Prime Minister David Cameron has announced a new focus on small business lending instead of growing already-large investment banks. Mr. Cameron announced at the CBI conference that as major stakeholders in the Royal bank of Scotland and Lloyds Banking Group, the Coalition is in the position to ensure that lenders drive the recovery.
The Coalition wants to establish a “new economic dynamism” in the UK. Unfortunately, the focus on banks opened up a wider dispute that took attention away from the debate on growth. The “rough edges” in the relationship between businesses and politicians, as described by the Director General of the CBI, were showcased in this dispute.
Mr. Cameron announced that everything would be carefully analysed so as to determine how best to achieve growth.
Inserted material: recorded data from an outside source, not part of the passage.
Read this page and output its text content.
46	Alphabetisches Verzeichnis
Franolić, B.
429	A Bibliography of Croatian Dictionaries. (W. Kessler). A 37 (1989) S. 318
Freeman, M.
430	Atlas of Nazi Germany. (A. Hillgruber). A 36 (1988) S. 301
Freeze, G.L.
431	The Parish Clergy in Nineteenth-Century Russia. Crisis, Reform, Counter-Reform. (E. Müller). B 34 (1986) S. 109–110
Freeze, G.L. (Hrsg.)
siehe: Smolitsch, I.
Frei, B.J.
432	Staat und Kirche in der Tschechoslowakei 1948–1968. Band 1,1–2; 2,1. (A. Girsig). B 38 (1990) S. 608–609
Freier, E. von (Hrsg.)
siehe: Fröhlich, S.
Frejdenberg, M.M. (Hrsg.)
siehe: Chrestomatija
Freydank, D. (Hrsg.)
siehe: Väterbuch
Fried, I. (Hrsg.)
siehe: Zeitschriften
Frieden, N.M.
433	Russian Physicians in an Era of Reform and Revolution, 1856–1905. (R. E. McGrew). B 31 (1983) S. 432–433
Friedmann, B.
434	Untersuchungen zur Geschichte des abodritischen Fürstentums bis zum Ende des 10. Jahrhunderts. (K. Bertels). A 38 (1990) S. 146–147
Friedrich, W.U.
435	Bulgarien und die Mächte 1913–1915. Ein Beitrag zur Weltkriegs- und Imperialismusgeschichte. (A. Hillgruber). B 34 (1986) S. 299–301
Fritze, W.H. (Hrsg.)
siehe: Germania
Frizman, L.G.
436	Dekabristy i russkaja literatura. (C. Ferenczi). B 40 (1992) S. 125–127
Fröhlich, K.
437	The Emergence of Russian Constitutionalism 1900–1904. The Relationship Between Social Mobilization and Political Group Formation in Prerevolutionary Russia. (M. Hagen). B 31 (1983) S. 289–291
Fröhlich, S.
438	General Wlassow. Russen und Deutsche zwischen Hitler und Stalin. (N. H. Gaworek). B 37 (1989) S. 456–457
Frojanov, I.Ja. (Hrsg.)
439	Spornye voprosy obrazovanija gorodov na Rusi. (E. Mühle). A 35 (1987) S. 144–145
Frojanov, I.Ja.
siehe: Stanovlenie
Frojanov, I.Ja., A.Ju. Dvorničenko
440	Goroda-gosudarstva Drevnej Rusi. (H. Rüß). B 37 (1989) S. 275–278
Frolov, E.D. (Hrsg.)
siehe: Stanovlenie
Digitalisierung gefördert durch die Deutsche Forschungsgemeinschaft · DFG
This includes bank lending, competition, international trade and innovation, among others. This “first ever infrastructure plan” should free up £200 billion of public and private investment in ports, construction, utilities and IT. The Prime Minister also promised a £60 million support fund for offshore wind-farm developments and £200 million for new high-tech research centres.
The dispute over the future of banks caused concern. Barclays President Bob Diamond warned that policies that taxed and restructured banks would “hamper” their ability to help economic recovery along. He was firm in saying that Barclays would “balance [its] responsibility to manage pay with the need to be commercial and competitive”.